Fen ilerledikce, müslimânların, görmeden, akl ermeden, inandıkları birçok şeyler, birer ikişer, fen yolu ile anlaşılmakdadır.
Âdem aleyhisselâmın evlâdı çoğalarak Arabistân, Mısr, Anadolu ve Hindistâna yayılmışdı. Nûh “aleyhisselâm” zemânında tûfanda, hepsi boğularak, yalnız gemidekiler kurtuldu. İnsanlar bunlardan türedi.
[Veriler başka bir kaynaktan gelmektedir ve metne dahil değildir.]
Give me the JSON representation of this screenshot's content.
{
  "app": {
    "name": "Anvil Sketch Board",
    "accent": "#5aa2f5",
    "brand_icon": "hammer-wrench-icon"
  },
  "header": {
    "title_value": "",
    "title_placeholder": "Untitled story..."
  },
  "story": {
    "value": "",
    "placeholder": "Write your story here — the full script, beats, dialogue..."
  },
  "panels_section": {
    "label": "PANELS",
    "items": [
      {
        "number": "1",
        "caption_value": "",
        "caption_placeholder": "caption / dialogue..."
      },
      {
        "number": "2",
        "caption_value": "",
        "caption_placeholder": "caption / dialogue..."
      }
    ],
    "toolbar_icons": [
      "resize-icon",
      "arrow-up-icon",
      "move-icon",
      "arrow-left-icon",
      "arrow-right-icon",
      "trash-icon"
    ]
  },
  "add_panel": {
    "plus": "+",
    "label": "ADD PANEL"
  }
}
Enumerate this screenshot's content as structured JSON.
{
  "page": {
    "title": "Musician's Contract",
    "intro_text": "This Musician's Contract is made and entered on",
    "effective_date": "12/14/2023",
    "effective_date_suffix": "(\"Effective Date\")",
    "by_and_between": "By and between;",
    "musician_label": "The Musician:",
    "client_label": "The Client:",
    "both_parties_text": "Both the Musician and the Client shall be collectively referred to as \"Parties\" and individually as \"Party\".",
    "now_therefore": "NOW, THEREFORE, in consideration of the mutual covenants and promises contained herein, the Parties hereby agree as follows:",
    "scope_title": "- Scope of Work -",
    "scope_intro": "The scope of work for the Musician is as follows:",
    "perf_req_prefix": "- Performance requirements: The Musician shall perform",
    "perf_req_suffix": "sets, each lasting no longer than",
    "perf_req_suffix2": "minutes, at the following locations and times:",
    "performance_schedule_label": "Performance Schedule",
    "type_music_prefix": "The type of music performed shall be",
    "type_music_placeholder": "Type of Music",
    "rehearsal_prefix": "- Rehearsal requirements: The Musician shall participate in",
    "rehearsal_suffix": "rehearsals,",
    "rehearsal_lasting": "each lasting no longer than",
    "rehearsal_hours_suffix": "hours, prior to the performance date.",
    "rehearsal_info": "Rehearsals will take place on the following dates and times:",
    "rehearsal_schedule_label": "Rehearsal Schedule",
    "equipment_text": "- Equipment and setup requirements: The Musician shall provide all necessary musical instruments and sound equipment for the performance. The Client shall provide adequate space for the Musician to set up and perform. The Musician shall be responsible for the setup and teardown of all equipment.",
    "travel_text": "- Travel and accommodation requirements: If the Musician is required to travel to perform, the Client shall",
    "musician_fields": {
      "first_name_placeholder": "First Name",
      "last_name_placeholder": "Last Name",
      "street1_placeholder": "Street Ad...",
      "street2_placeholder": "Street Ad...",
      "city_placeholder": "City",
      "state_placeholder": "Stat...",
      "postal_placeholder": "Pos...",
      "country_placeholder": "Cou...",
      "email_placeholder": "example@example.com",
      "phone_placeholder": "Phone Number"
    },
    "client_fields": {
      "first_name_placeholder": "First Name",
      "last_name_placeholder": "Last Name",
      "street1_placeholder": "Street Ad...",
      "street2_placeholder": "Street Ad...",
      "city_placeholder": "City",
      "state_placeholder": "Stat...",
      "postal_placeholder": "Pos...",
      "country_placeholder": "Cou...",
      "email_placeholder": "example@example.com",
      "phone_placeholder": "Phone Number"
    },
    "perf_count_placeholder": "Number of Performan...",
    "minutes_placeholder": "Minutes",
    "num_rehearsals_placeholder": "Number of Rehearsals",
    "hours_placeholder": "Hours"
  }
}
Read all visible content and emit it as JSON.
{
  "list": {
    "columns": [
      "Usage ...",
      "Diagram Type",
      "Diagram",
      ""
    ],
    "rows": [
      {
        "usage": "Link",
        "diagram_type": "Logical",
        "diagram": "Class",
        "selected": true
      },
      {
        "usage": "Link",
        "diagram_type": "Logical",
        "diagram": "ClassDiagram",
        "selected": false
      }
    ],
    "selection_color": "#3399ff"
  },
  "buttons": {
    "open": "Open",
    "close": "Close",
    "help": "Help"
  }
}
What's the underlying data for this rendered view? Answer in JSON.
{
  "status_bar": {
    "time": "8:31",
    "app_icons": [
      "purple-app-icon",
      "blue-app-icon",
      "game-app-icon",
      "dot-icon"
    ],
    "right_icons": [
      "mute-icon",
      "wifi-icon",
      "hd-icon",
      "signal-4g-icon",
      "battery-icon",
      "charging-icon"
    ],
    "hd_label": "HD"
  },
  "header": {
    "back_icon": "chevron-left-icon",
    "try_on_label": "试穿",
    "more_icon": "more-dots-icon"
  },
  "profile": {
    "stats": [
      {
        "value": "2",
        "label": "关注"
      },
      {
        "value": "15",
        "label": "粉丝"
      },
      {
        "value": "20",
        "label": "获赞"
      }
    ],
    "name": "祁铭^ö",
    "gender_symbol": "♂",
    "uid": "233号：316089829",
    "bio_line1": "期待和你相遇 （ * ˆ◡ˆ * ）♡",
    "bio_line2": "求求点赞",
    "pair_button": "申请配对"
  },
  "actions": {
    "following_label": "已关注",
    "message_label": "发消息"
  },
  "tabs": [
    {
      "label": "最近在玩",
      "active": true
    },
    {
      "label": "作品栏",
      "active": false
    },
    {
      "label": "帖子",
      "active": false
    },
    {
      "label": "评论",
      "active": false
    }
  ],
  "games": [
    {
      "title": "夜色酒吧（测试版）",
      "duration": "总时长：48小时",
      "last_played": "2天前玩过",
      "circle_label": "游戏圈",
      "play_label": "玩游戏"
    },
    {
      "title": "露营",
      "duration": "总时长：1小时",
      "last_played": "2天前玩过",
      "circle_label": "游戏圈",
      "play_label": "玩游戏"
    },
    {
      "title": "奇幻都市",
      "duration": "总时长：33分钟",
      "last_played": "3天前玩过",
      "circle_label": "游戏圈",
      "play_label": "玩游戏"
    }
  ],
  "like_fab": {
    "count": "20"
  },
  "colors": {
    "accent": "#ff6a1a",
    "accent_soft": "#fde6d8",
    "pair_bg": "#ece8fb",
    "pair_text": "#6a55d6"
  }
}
Zemânla çoğalarak, Asya, Afrika, Avrupa, Amerika ve Okyanusyaya, ya’nî bütün yeryüzüne yayıldı. Bu yayılma, hem karadan, hem büyük gemilerle, denizden olmuşdu. O zemânlarda Asyadan Amerikaya ve Okyanus adalarına, belki kara yolları vardı.
Fen ilerledikce, müslimânların, görmeden, akl ermeden, inandıkları birçok şeyler, birer ikişer, fen yolu ile anlaşılmakdadır. Meselâ, bugün Avrupa ve Amerikada, mekteblerde, şöyle okutuluyor: (Eski jeolojik devrlerde, güney kıt’aları arasında kara yollarının bulunduğu kabûl edilmişdir. Meşhûr Meteoroloji âlimi Alfred Wegener, Kontinentverschiebung [karaların kayması] nazariyyesini kurmuş ve beş [bugün için altı] kıt’anın evvelce birbirine bağlı olup, sonra yavaş yavaş ayrıldıklarını söylemişdir. Başka bir profesör, kıt’alar arasında köprü gibi kara parçaları olduğunu, Zoocoğrafik tecribelere dayanarak, iddi’â etmişdir. Wegenere göre, Paleozoikum ve Mezozoikum devrlerinde, kıt’alar birbirlerine yapışık idi. Paleozoikum sonuna kadar, hayvanlar, Cenûbî Amerika ile Afrika, Asya [doğruca Hindistândan] ve Avustralya arasında kara yolculuğu yapmışlar, Eosenden i’tibâren Afrikada yaşayan hayvanlar, karadan, Cenûbî Amerikaya geçmişlerdir) teorileri öğretilmekdedir.
Görülüyor ki, Âdem aleyhisselâmın toprakdan yaratıldığı ve insanların, yeryüzüne, Sûriye, Irâk ve orta Asyadan yayıldıkları, fen bilgileri ile de, anlaşılmakdadır. Hâdiseleri değil de, propagandaları yazan ve hakîkatlere değil de, siyâsî menfe’atlere koşan ba’zı târîhciler, islâmiyyete ve islâm büyüklerine, körü körüne hakâret etmekde hâlâ inâd ederken, fen adamları, fen bilgileri, islâmın büyüklüğünü, doğruluğunu, gün geçdikce dahâ yakından görmekde ve anlamakdadır].